The United States is outsourcing its border patrol abroad—and essentially expanding its borders in the process. Empire of Borders is a work of narrative investigative journalism that traces the rise of this border regime. In Syria, Guatemala, Kenya, Palestine, Mexico, the Philippines, and elsewhere, Miller finds that borders aren’t making the world safe—they are the frontline in a global war against the poor.
Todd Miller’s Empire of Borders: How the US Is Exporting Its Border Around the World is profoundly helpful in this time of human and ecological disaster. Miller is a journalist with a novelist’s attention and sensitivity to individual human experience ... Miller’s work is well-researched in the historical roots of borders and in the current modes of political and military expansion, changes in nation states, and the emergence of a powerful global elite. He refers to a wide range of literature from pertinent disciplines and helpfully introduces the reader to other current work ... Miller describes in detail much that should be widely known by the public: militarized borders, climate impacts necessitating migration, and a political/economic system that robs the majority population of its livelihood through land confiscations and various market mechanisms ... Empire of Borders provides fundamental, essential information about the current human situation at the borders.
Miller argues that in order to fully understand US immigration policy, we must go far beyond the borders of the United States itself and much further back in time than the Trump era ... The sheer geographic scope of the book is a feat in and of itself that immediately sets Miller’s book apart from much of the literature on the US-Mexico border ... Another contribution that Miller’s book makes is in outlining the colonial and imperial roots of these processes ... While exploring the deep historical roots of the oppression wrought by the borders of modern nation-states, Miller’s book is also forward facing. Climate change is a central component of the work, echoing the theme of his previous book, Storming the Wall. Climate change, he writes, 'offers the most complete and coherent argument for dissolving our world’s hardened militarized borders and to imagine something new.' In a world where more people than ever are on the move, this is an urgent, crucial proposal that demands a change not only in policies, but in systems and the oppressive structures that drive them.

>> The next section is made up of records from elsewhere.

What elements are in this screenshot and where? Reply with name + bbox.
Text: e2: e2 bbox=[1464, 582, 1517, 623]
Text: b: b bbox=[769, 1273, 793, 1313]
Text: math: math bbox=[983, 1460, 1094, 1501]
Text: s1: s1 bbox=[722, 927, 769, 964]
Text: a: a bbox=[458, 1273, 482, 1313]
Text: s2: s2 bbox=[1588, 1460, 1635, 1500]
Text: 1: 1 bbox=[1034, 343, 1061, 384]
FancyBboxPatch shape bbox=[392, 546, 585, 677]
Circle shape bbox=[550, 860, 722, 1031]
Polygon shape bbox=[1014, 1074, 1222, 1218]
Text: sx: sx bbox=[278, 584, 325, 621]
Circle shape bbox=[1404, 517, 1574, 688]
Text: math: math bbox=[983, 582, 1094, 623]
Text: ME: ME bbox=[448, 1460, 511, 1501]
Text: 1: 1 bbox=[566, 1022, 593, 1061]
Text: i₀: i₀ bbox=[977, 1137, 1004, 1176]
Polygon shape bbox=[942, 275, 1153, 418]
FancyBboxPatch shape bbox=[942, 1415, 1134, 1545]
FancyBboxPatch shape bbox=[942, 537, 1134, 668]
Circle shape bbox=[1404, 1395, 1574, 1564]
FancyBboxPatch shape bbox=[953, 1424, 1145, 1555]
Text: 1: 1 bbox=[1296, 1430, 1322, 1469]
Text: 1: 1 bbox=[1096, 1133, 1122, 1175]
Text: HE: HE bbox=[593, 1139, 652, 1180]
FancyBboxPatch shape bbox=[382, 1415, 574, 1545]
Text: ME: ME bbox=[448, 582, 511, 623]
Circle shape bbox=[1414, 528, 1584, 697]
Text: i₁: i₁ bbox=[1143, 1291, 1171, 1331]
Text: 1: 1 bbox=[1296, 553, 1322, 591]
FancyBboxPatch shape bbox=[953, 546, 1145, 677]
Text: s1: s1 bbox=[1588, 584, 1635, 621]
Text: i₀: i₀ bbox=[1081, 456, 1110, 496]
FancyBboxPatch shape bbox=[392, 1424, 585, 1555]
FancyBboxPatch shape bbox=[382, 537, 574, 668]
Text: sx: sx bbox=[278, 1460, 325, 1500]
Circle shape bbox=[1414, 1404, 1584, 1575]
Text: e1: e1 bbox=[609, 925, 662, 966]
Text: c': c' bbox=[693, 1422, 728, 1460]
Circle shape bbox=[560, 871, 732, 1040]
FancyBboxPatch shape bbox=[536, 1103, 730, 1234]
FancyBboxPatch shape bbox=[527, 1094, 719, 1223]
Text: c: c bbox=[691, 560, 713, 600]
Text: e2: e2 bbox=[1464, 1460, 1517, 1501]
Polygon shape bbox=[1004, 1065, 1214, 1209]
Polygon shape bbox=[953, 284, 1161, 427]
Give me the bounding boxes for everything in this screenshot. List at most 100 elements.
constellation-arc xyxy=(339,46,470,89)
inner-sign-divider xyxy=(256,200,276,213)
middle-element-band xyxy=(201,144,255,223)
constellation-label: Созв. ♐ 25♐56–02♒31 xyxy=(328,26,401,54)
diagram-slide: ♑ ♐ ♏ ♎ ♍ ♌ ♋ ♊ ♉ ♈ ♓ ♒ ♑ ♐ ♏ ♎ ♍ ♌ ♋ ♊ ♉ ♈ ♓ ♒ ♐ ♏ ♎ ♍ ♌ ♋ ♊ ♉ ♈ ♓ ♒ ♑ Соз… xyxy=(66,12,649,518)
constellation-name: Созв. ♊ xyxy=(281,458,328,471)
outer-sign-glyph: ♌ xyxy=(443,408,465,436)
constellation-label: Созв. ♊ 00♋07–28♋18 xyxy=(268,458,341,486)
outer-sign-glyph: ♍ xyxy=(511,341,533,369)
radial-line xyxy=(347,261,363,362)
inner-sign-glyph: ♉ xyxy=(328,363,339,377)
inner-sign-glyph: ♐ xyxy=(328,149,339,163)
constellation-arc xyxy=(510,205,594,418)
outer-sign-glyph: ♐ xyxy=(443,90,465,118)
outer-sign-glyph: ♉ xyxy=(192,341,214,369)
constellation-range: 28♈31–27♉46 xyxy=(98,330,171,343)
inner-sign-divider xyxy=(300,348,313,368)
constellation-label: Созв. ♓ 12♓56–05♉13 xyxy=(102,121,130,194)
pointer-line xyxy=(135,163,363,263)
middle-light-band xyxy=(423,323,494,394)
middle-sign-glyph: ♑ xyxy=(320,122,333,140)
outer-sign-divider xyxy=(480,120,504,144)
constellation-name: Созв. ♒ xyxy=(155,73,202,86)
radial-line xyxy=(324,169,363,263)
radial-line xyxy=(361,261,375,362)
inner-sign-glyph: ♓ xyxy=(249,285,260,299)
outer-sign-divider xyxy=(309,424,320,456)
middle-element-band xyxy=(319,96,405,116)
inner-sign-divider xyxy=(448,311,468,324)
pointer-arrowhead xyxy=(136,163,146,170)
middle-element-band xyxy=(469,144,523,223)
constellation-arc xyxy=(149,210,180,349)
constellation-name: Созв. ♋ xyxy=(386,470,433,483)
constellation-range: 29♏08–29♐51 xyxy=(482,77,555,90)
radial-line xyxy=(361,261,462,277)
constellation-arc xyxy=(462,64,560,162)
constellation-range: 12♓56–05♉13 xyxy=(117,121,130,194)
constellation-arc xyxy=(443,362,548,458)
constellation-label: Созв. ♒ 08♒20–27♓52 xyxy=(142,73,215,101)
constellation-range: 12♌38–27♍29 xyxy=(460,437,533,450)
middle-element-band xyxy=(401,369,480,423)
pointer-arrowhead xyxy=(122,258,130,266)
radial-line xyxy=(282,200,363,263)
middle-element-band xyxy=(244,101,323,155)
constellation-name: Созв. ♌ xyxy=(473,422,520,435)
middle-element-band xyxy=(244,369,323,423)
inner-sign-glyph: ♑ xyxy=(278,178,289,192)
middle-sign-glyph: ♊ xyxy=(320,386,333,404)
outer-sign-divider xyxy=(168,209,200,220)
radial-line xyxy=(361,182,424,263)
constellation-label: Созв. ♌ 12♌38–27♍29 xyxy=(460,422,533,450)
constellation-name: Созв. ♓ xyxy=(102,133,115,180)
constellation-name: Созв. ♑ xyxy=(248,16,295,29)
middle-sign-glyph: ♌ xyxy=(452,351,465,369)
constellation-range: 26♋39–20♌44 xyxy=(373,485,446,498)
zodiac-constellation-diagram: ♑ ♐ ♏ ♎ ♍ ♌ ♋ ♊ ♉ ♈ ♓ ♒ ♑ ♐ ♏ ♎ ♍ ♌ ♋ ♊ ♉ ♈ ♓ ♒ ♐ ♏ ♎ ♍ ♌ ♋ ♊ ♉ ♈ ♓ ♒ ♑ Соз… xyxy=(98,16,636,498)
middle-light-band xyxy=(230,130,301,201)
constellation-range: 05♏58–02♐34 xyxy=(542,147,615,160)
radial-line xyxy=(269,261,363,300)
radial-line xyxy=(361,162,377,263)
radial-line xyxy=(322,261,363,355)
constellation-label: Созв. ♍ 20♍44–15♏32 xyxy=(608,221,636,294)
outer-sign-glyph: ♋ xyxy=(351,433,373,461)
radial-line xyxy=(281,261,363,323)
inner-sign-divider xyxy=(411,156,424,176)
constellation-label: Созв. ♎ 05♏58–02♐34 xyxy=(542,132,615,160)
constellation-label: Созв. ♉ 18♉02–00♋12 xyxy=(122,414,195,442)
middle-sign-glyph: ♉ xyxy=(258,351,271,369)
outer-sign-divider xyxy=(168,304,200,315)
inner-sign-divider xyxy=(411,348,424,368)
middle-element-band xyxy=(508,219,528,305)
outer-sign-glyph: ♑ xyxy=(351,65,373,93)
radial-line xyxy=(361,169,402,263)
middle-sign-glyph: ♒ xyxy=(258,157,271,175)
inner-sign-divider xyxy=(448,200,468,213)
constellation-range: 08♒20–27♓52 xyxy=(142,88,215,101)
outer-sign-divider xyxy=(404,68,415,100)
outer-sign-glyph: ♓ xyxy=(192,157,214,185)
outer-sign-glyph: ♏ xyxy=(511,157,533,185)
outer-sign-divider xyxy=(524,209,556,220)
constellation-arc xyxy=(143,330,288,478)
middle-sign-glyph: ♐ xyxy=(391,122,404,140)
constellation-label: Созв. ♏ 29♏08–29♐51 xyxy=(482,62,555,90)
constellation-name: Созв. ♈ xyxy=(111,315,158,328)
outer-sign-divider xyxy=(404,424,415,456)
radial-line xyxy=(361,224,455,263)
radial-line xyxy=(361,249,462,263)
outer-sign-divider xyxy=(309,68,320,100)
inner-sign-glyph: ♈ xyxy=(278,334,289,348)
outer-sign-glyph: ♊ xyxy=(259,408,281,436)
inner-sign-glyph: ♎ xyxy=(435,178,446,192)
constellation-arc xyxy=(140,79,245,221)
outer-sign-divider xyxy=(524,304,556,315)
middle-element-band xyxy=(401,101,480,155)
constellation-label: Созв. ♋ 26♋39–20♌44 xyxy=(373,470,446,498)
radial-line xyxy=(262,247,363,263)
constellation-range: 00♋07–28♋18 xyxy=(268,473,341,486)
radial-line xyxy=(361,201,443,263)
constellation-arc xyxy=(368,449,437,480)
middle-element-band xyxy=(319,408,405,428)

Given the present international landscape, Todd Miller’s Empire of Borders: The Expansion of the U.S. Border Around the World couldn’t have come at a better time ... Armed with a US passport, Miller exploits his relative freedom of movement to document the oppressiveness of the modern border system ... Though certain sections of the book could have benefited from greater succinctness, others could have profited from more exposition ... In an age of xenophobic hysteria, Miller deserves great praise for humanizing those who are typically 'illegalized [and] randomly disenfranchised by the geographical location of their birth' ... By asserting humanity and empathy in the face of an antihuman system, Empire of Borders is subversive in its own right. You might say that it’s also subversive in offering a glimpse of hope — even to dedicated pessimists like myself ... Now, as the borders of empire continue to expand and oppress — with or without alligator moats — Miller’s Empire of Borders is an excellent place to start thinking about tearing it all down.